Anyone who imagines that these debates are coolly scientific is dreaming. As social norms change, our notions of mental illness change with them. The long-term trend has been an expansion of DSM, both in terms of dividing syndromes more finely, and also widening the scope of behaviors considered disordered. Stakeholders include the APA itself, sole publisher of the 800,000+ copies of this essential tome; pharmaceutical companies who stand to gain or lose fortunes based on whether a particular human deviance is treatable with medication; insurers who cover treatment for disorders but not non-disorders; patients who either have a mental illness or don't; and scientists trying to collect data and make sense of the whole thing.
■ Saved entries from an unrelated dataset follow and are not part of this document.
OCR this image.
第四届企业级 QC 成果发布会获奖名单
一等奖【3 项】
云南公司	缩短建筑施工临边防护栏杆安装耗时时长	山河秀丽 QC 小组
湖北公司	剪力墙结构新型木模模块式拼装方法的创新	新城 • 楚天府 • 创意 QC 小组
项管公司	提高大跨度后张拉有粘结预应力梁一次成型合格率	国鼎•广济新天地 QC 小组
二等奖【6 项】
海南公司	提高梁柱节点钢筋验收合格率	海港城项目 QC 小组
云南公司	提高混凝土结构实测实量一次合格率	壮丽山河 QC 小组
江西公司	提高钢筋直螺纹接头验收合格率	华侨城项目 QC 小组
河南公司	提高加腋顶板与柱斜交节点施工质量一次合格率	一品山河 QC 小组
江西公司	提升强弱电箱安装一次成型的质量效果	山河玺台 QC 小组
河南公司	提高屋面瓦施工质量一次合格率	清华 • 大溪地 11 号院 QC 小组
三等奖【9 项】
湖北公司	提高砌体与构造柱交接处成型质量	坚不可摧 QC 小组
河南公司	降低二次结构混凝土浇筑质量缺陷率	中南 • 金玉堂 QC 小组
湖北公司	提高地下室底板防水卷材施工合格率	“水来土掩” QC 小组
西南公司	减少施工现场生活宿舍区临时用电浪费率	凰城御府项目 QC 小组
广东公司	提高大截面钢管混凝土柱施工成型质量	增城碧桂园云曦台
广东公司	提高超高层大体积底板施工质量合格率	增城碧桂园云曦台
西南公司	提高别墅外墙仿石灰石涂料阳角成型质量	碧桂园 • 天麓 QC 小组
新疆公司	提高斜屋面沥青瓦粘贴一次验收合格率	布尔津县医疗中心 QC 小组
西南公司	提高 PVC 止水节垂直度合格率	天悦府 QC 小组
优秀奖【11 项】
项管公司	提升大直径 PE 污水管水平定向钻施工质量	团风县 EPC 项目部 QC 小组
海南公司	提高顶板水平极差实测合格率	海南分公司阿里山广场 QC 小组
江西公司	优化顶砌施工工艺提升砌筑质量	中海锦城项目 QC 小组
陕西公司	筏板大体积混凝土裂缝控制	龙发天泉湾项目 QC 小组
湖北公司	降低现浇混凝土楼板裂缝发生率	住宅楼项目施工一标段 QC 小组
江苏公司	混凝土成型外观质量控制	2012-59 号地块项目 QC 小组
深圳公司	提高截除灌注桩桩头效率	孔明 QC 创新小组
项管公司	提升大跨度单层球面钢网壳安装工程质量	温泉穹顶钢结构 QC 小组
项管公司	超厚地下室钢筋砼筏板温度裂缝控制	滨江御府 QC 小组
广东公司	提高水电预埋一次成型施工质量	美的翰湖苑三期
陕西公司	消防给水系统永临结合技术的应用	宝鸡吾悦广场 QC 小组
It is good to bear in mind that some disorders in DSM-IV-TR, like "nicotine dependence," do not seem very much like mental disorders — and that one is bound to stay. Meanwhile, other maladies of the human spirit, like living a life devoid of meaning or purpose, are not listed in the current DSM, and are not likely to appear anytime soon. In my next post, I'll discuss one aspect of psychiatric nosology, categorical versus dimensional ratings, that may improve DSM-V. However, the inclusion of messy social judgments in DSM is with us for the duration, obscured in the finished product by careful prose, numerical labels for disorders, and a little quantitative data. Laws and sausages aren't bad either — if you don't think about them too much.